Social phobia is one of the most commonly occurring anxiety disorders; estimated to affect, within the age range of 20-65 years, close to a million people during their lifetime and almost half a million at any one time in the Netherlands alone. People with a social phobia have a strong fear of social situations, such as talking in public, entering a room with other people, ordering food in a restaurant etc. Social phobia is associated with depression, substance abuse (e.g. alcoholism, drug abuse), estricted socialisation, and poor employment and education performance. In the western world, social phobia leads to intensive use of (mental) health services. When persons with social fears seek professional help, they do it most often after a long period of increasing complaints (on average 15 year) and are being treated with exposure in vivo (i.e. exposure to actual real-life situations). Although effective, this treatment has a number of serious drawbacks such as high costs, drop outs, and fundamental constrains in the scope, control and duration of the exposure.
Research on Virtual Reality Exposure Therapy (VRET), an exciting and promising new type of phobia treatment, shows VRET as an effective, efficient and flexible treatment compared to traditional treatment in vivo. Importantly patients are much more willing to undergo VRET treatment and are less likely to refuse the treatment compared to the often dreaded exposure in vivo. Furthermore, VRET may provide a substantial improvement in the control of the treatment, both by the therapist (i.e. control of the fear-inducing scenes) and patient (treatment at home). Although still inconclusive, a number of insightful explorative studies have already reported on some of these advantages of virtual reality for the treatment of social phobia. This project will study the related advantages in combination. Showing how creative game designs, models and methods of virtual social scenes can be tailored to current brain & cognition insights and methods on therapy at home.

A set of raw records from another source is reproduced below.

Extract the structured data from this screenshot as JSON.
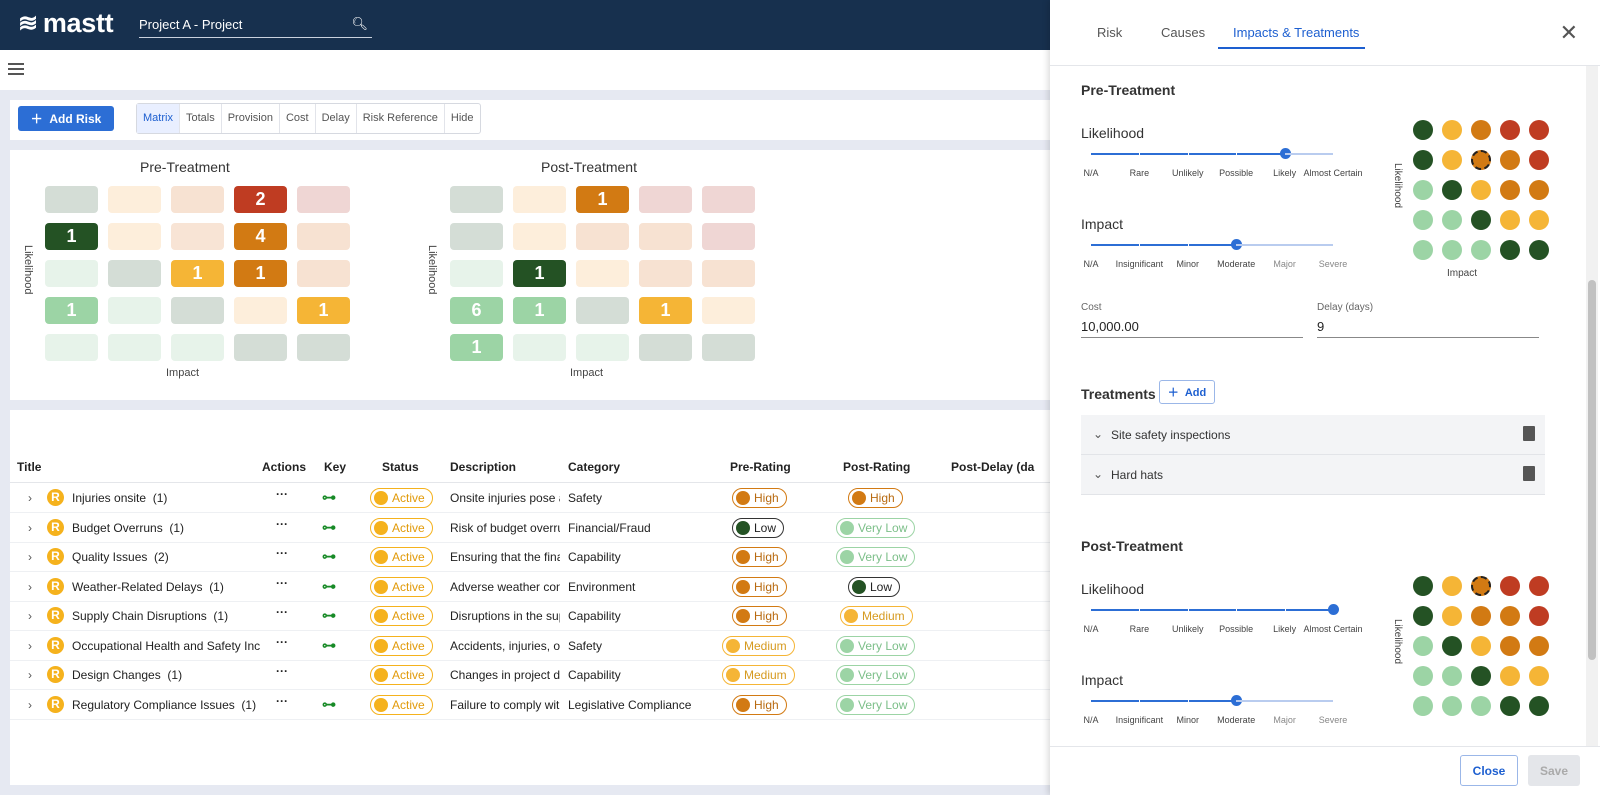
{
  "app": {
    "logo": "mastt",
    "project_name": "Project A - Project"
  },
  "toolbar": {
    "add_label": "Add Risk",
    "tabs": [
      "Matrix",
      "Totals",
      "Provision",
      "Cost",
      "Delay",
      "Risk Reference",
      "Hide"
    ],
    "active_tab": "Matrix"
  },
  "colors": {
    "navy": "#17304e",
    "accent": "#2c6ed5",
    "very_low": "#9cd4a5",
    "low": "#245224",
    "medium": "#f5b536",
    "high": "#d27a13",
    "extreme": "#bf3c22"
  },
  "matrix": {
    "pre": {
      "title": "Pre-Treatment",
      "ylabel": "Likelihood",
      "xlabel": "Impact",
      "cells": [
        [
          "lg2",
          "lo1",
          "lh1",
          {
            "v": "2",
            "c": "ex"
          },
          "le1"
        ],
        [
          {
            "v": "1",
            "c": "lo"
          },
          "lo1",
          "lh1x",
          {
            "v": "4",
            "c": "hi"
          },
          "lh1"
        ],
        [
          "lv1",
          "lg2",
          {
            "v": "1",
            "c": "me"
          },
          {
            "v": "1",
            "c": "hi"
          },
          "lh1"
        ],
        [
          {
            "v": "1",
            "c": "vl"
          },
          "lv1",
          "lg2",
          "lo1",
          {
            "v": "1",
            "c": "me"
          }
        ],
        [
          "lv1",
          "lv1",
          "lv1",
          "lg2",
          "lg2"
        ]
      ]
    },
    "post": {
      "title": "Post-Treatment",
      "ylabel": "Likelihood",
      "xlabel": "Impact",
      "cells": [
        [
          "lg2",
          "lo1",
          {
            "v": "1",
            "c": "hi"
          },
          "le1",
          "le1"
        ],
        [
          "lg2",
          "lo1",
          "lh1",
          "lh1",
          "le1"
        ],
        [
          "lv1",
          {
            "v": "1",
            "c": "lo"
          },
          "lo1",
          "lh1",
          "lh1"
        ],
        [
          {
            "v": "6",
            "c": "vl"
          },
          {
            "v": "1",
            "c": "vl"
          },
          "lg2",
          {
            "v": "1",
            "c": "me"
          },
          "lo1"
        ],
        [
          {
            "v": "1",
            "c": "vl"
          },
          "lv1",
          "lv1",
          "lg2",
          "lg2"
        ]
      ]
    }
  },
  "table": {
    "headers": [
      "Title",
      "Actions",
      "Key",
      "Status",
      "Description",
      "Category",
      "Pre-Rating",
      "Post-Rating",
      "Post-Delay (da"
    ],
    "rows": [
      {
        "title": "Injuries onsite",
        "count": "(1)",
        "key": true,
        "status": "Active",
        "desc": "Onsite injuries pose a",
        "cat": "Safety",
        "pre": "High",
        "post": "High"
      },
      {
        "title": "Budget Overruns",
        "count": "(1)",
        "key": true,
        "status": "Active",
        "desc": "Risk of budget overru",
        "cat": "Financial/Fraud",
        "pre": "Low",
        "post": "Very Low"
      },
      {
        "title": "Quality Issues",
        "count": "(2)",
        "key": true,
        "status": "Active",
        "desc": "Ensuring that the fina",
        "cat": "Capability",
        "pre": "High",
        "post": "Very Low"
      },
      {
        "title": "Weather-Related Delays",
        "count": "(1)",
        "key": true,
        "status": "Active",
        "desc": "Adverse weather con",
        "cat": "Environment",
        "pre": "High",
        "post": "Low"
      },
      {
        "title": "Supply Chain Disruptions",
        "count": "(1)",
        "key": true,
        "status": "Active",
        "desc": "Disruptions in the sup",
        "cat": "Capability",
        "pre": "High",
        "post": "Medium"
      },
      {
        "title": "Occupational Health and Safety Inc",
        "count": "",
        "key": true,
        "status": "Active",
        "desc": "Accidents, injuries, or",
        "cat": "Safety",
        "pre": "Medium",
        "post": "Very Low"
      },
      {
        "title": "Design Changes",
        "count": "(1)",
        "key": false,
        "status": "Active",
        "desc": "Changes in project de",
        "cat": "Capability",
        "pre": "Medium",
        "post": "Very Low"
      },
      {
        "title": "Regulatory Compliance Issues",
        "count": "(1)",
        "key": true,
        "status": "Active",
        "desc": "Failure to comply witl",
        "cat": "Legislative Compliance",
        "pre": "High",
        "post": "Very Low"
      }
    ],
    "row_badge": "R"
  },
  "drawer": {
    "tabs": [
      "Risk",
      "Causes",
      "Impacts & Treatments"
    ],
    "active_tab": "Impacts & Treatments",
    "pre": {
      "title": "Pre-Treatment",
      "likelihood_label": "Likelihood",
      "likelihood_options": [
        "N/A",
        "Rare",
        "Unlikely",
        "Possible",
        "Likely",
        "Almost Certain"
      ],
      "likelihood_value": "Likely",
      "impact_label": "Impact",
      "impact_options": [
        "N/A",
        "Insignificant",
        "Minor",
        "Moderate",
        "Major",
        "Severe"
      ],
      "impact_value": "Moderate",
      "grid_ylabel": "Likelihood",
      "grid_xlabel": "Impact"
    },
    "cost_label": "Cost",
    "cost_value": "10,000.00",
    "delay_label": "Delay (days)",
    "delay_value": "9",
    "treatments_title": "Treatments",
    "treatments_add": "Add",
    "treatments": [
      "Site safety inspections",
      "Hard hats"
    ],
    "post": {
      "title": "Post-Treatment",
      "likelihood_label": "Likelihood",
      "likelihood_value": "Almost Certain",
      "impact_label": "Impact",
      "impact_value": "Moderate",
      "grid_ylabel": "Likelihood",
      "grid_xlabel": "Impact"
    },
    "close_label": "Close",
    "save_label": "Save"
  }
}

To realize the required improvements, further development on two key aspects is required. First, the virtual social scenes with their characters or avatars should invoke the required user experiences (i.e., social, cognitive, affective and perceptual aspects of presence) and accommodate adequate reactions to user input. To realize this we will rely on recent developments in the areas of serious gaming, virtual reality and automated dialogue systems as well as on research in human cognition, emotion and perception. Second, a computer assistant that mediates the therapist’ supervised session is needed, which monitors patients’ behaviour and responses in the virtual world, such as their fear level (e.g., based on physiological measures, emotion recognition from voice information and facial expressions). Given the therapeutic protocol and momentary fear level this assistant can, in a feedback loop, change the behaviour of the system, send a message to the therapist, and/or provide persuasive feedback to the user. To validate the models and methods of both key aspects, and to convince the field and thus get accepted as a validated treatment among therapists, a solid empirical evaluation of the solution is required, i.e. prove that the VRET treatment works for treatment of social phobia patients and show the added value, both for therapist and patient. In addition, the ICT solution should help and persuade potential patients to seek this help by providing an interactive self-diagnostic tool for at home.

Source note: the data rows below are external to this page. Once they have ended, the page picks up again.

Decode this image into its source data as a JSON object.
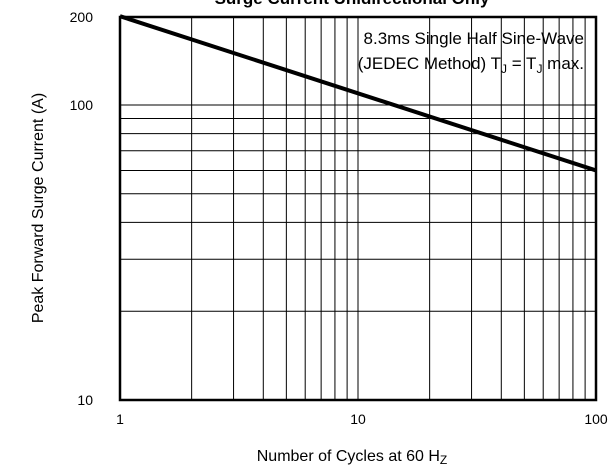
{
  "chart_data": {
    "type": "line",
    "title": "Surge Current Unidirectional Only",
    "xlabel": "Number of Cycles at 60 H",
    "xlabel_sub": "Z",
    "ylabel": "Peak Forward Surge Current (A)",
    "x_scale": "log",
    "y_scale": "log",
    "xlim": [
      1,
      100
    ],
    "ylim": [
      10,
      200
    ],
    "grid": true,
    "x_ticks": [
      {
        "value": 1,
        "label": "1"
      },
      {
        "value": 10,
        "label": "10"
      },
      {
        "value": 100,
        "label": "100"
      }
    ],
    "y_ticks": [
      {
        "value": 10,
        "label": "10"
      },
      {
        "value": 100,
        "label": "100"
      },
      {
        "value": 200,
        "label": "200"
      }
    ],
    "x_grid": [
      2,
      3,
      4,
      5,
      6,
      7,
      8,
      9,
      10,
      20,
      30,
      40,
      50,
      60,
      70,
      80,
      90
    ],
    "y_grid": [
      20,
      30,
      40,
      50,
      60,
      70,
      80,
      90,
      100
    ],
    "series": [
      {
        "x": [
          1,
          100
        ],
        "y": [
          200,
          60
        ]
      }
    ],
    "annotation": {
      "line1": "8.3ms Single Half Sine-Wave",
      "line2_a": "(JEDEC Method) T",
      "line2_sub1": "J",
      "line2_b": " = T",
      "line2_sub2": "J",
      "line2_c": " max."
    }
  }
}
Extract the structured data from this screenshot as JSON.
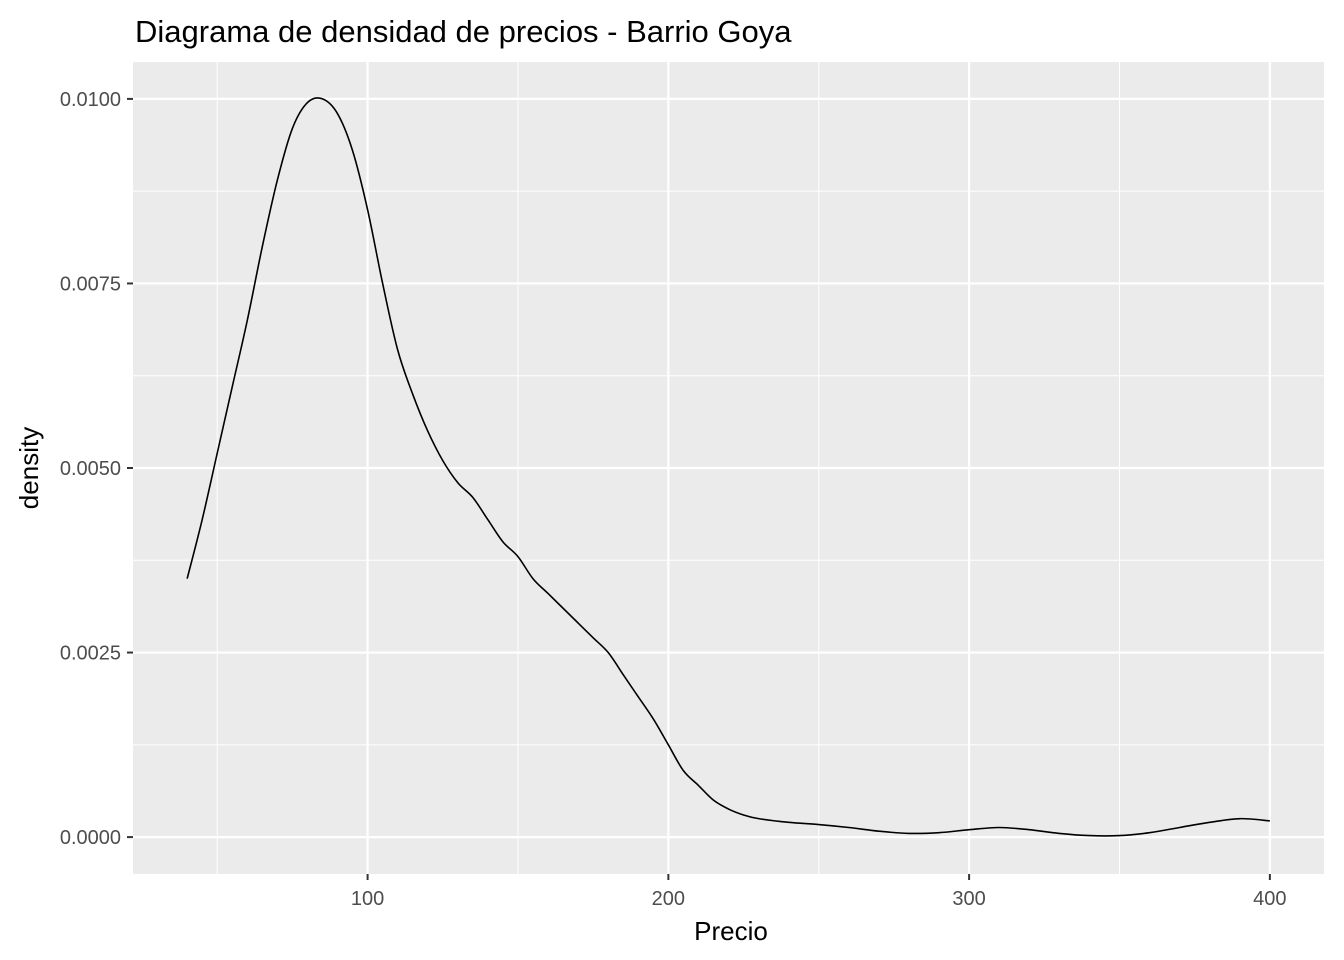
{
  "chart_data": {
    "type": "line",
    "title": "Diagrama de densidad de precios - Barrio Goya",
    "xlabel": "Precio",
    "ylabel": "density",
    "xlim": [
      22,
      418
    ],
    "ylim": [
      -0.0005,
      0.0105
    ],
    "x_ticks": [
      100,
      200,
      300,
      400
    ],
    "x_minor_ticks": [
      50,
      150,
      250,
      350
    ],
    "y_ticks": [
      0.0,
      0.0025,
      0.005,
      0.0075,
      0.01
    ],
    "y_minor_ticks": [
      0.00125,
      0.00375,
      0.00625,
      0.00875
    ],
    "x_tick_labels": [
      "100",
      "200",
      "300",
      "400"
    ],
    "y_tick_labels": [
      "0.0000",
      "0.0025",
      "0.0050",
      "0.0075",
      "0.0100"
    ],
    "grid": true,
    "legend": "none",
    "colors": {
      "panel": "#ebebeb",
      "grid": "#ffffff",
      "line": "#000000",
      "tick_text": "#4d4d4d",
      "tick_mark": "#333333"
    },
    "series": [
      {
        "x": [
          40,
          45,
          50,
          55,
          60,
          65,
          70,
          75,
          80,
          85,
          90,
          95,
          100,
          105,
          110,
          115,
          120,
          125,
          130,
          135,
          140,
          145,
          150,
          155,
          160,
          165,
          170,
          175,
          180,
          185,
          190,
          195,
          200,
          205,
          210,
          215,
          220,
          225,
          230,
          240,
          250,
          260,
          270,
          280,
          290,
          300,
          310,
          320,
          330,
          340,
          350,
          360,
          370,
          380,
          390,
          400
        ],
        "y": [
          0.0035,
          0.0043,
          0.0052,
          0.0061,
          0.007,
          0.008,
          0.0089,
          0.0096,
          0.00995,
          0.01,
          0.0098,
          0.0093,
          0.0085,
          0.0075,
          0.0066,
          0.006,
          0.0055,
          0.0051,
          0.0048,
          0.0046,
          0.0043,
          0.004,
          0.0038,
          0.0035,
          0.0033,
          0.0031,
          0.0029,
          0.0027,
          0.0025,
          0.0022,
          0.0019,
          0.0016,
          0.00125,
          0.0009,
          0.0007,
          0.0005,
          0.00038,
          0.0003,
          0.00025,
          0.0002,
          0.00017,
          0.00013,
          8e-05,
          5e-05,
          6e-05,
          0.0001,
          0.00013,
          0.0001,
          5e-05,
          2e-05,
          2e-05,
          6e-05,
          0.00013,
          0.0002,
          0.00025,
          0.00022
        ]
      }
    ]
  }
}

In short, the project consists out of five ambitious but achievable research challenges: 1) establishing virtual social scenes with elements that can be manipulated to evoke different levels of anxiety such as natural speech dialogue with the intelligent avatars, the avatars’ behaviour, avatars’ perceived personality etc; 2) establishing a (semi-)autonomous feedback loop, whereby the system monitors the anxiety level of the patient and sets the appropriate anxiety evoking level in the virtual social scenes which can be used as input for the virtual coach of the patient (part of self-diagnostic and treatment), and for the computer assistant of the therapist (part of supervision via Internet); 3) establishing a therapist user interface for setting treatment parameters and monitor patient progress remotely; 4) comparing the effectiveness of VRET treatment with in vivo for social phobia; 5) examining the effectiveness of VRET in a home setting.